Zudem würde eine jetzige Besteuerung eine Ungleichbehandlung bei der Grunderwerbssteuer bedeuten: Wenn ich 2009 über die finaziellen Möglichkeiten verfügt und die Erbengemeinschaft ganz auseinandergesetzt hätte werden können, wäre nach § 3 GrEStG keine Grunderwerbssteuer angefallen. Da ich aber erst jetzt die Immobilie finanzieren kann, soll angeblich Grunderwerbssteuer fällig sein. Das widerspricht meinem Rechtsverständnis.

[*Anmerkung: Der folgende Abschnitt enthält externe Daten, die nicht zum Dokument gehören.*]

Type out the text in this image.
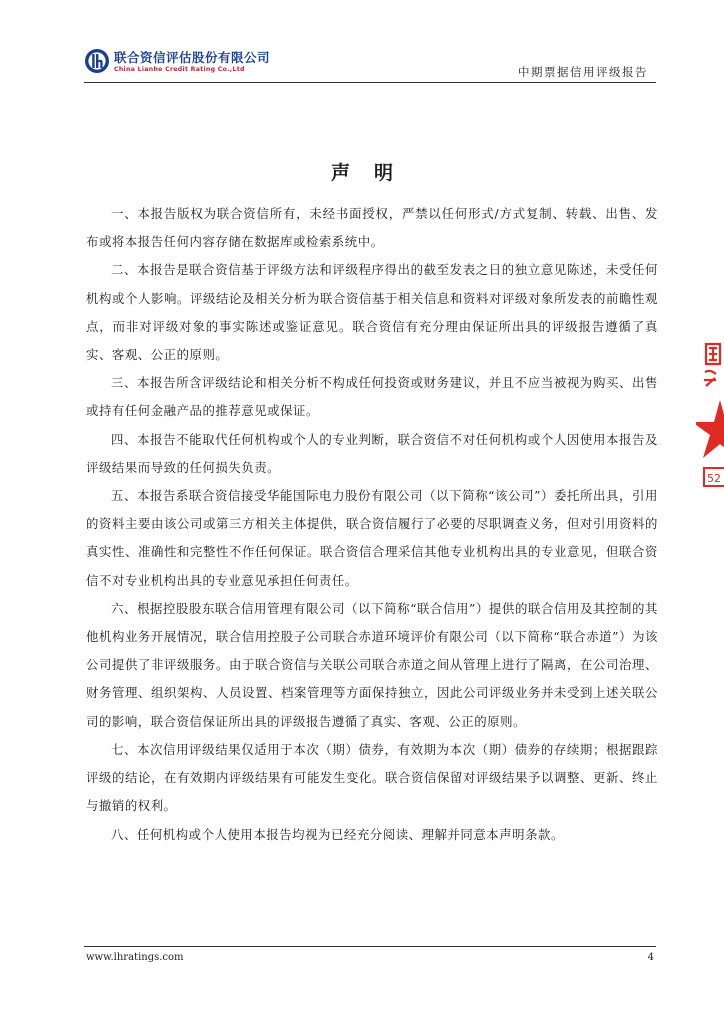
联合资信评估股份有限公司
China Lianhe Credit Rating Co.,Ltd	中期票据信用评级报告
声明

一、本报告版权为联合资信所有，未经书面授权，严禁以任何形式/方式复制、转载、出售、发布或将本报告任何内容存储在数据库或检索系统中。

二、本报告是联合资信基于评级方法和评级程序得出的截至发表之日的独立意见陈述，未受任何机构或个人影响。评级结论及相关分析为联合资信基于相关信息和资料对评级对象所发表的前瞻性观点，而非对评级对象的事实陈述或鉴证意见。联合资信有充分理由保证所出具的评级报告遵循了真实、客观、公正的原则。

三、本报告所含评级结论和相关分析不构成任何投资或财务建议，并且不应当被视为购买、出售或持有任何金融产品的推荐意见或保证。

四、本报告不能取代任何机构或个人的专业判断，联合资信不对任何机构或个人因使用本报告及评级结果而导致的任何损失负责。

五、本报告系联合资信接受华能国际电力股份有限公司（以下简称“该公司”）委托所出具，引用的资料主要由该公司或第三方相关主体提供，联合资信履行了必要的尽职调查义务，但对引用资料的真实性、准确性和完整性不作任何保证。联合资信合理采信其他专业机构出具的专业意见，但联合资信不对专业机构出具的专业意见承担任何责任。

六、根据控股股东联合信用管理有限公司（以下简称“联合信用”）提供的联合信用及其控制的其他机构业务开展情况，联合信用控股子公司联合赤道环境评价有限公司（以下简称“联合赤道”）为该公司提供了非评级服务。由于联合资信与关联公司联合赤道之间从管理上进行了隔离，在公司治理、财务管理、组织架构、人员设置、档案管理等方面保持独立，因此公司评级业务并未受到上述关联公司的影响，联合资信保证所出具的评级报告遵循了真实、客观、公正的原则。

七、本次信用评级结果仅适用于本次（期）债券，有效期为本次（期）债券的存续期；根据跟踪评级的结论，在有效期内评级结果有可能发生变化。联合资信保留对评级结果予以调整、更新、终止与撤销的权利。

八、任何机构或个人使用本报告均视为已经充分阅读、理解并同意本声明条款。

52
www.lhratings.com	4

Bitte informieren Sie mich über die Rechtslage und setzen ein Schreiben auf, das ich ans Finanzamt schicken kann
Mit freundlichen Grüßen
Hinweis: Die Frage und Antwort wurde anonymisiert und mit Erlaubnis des Kunden veröffentlicht. Ihre eigene Frage wird standardmäßig nicht veröffentlicht.
Antwort des Experten
Sehr geehrte Ratsuchende,
hinsichtlich Ihrer Anfrage möchte ich Ihnen nachfolgendes mitteilen.
Sachverhalt:
- Sie (c) und Ihre Schwestern a und b haben als Erbengemeinschaft die Immobilien C und D von Ihrer Mutter zu je 1/3 geerbt
- Im Jahr 2009 hat Ihre Schwester a durch Tausch der Anteile an den Immobilien 100 % der Immobilie C erhalten
- Sie und Ihre Schwester b haben durch den Anteilstausch jeweils 50% der Immobilie D erhalten
- Im Jahr 2009 ist für den Tausch der Grundstücksanteile keine Grunderwerbsteuer angefallen
- Im Jahr 2014 kaufen Sie Ihrer Schwester b die Hälfte der Immobilie D ab
- Das Finanzamt veranschlagt für diesen Erwerb Grunderwerbsteuer
Frage:
Ist die Erbengemeinschaft tatsächlich bereits im Jahr 2009 aufgelöst worden?
Unterliegt der Kauf in 2014 der Grunderwerbsteuer? Wenn ja, gibt es eine Steuerbefreiung?
Steuerliche Beurteilung:
Tausch im Jahr 2009
Wie vorgenannt haben Sie bis zum Jahr 2009 eine Erbengemeinschaft mit Ihren beiden Schwestern a und b gebildet.
Eine Erbengemeinschaft ist nicht auf Dauer angelegt. Sie wird regelmäßig durch eine Erbauseinandersetzung aufgehoben. Das kann durch z.B. Auseinandersetzungsvertrag, Testamentsvollstreckung, durch tatsächliche Vollziehung von Teilungsanordnungen des Erblassers und durch Auseinandersetzungsklage erfolgen.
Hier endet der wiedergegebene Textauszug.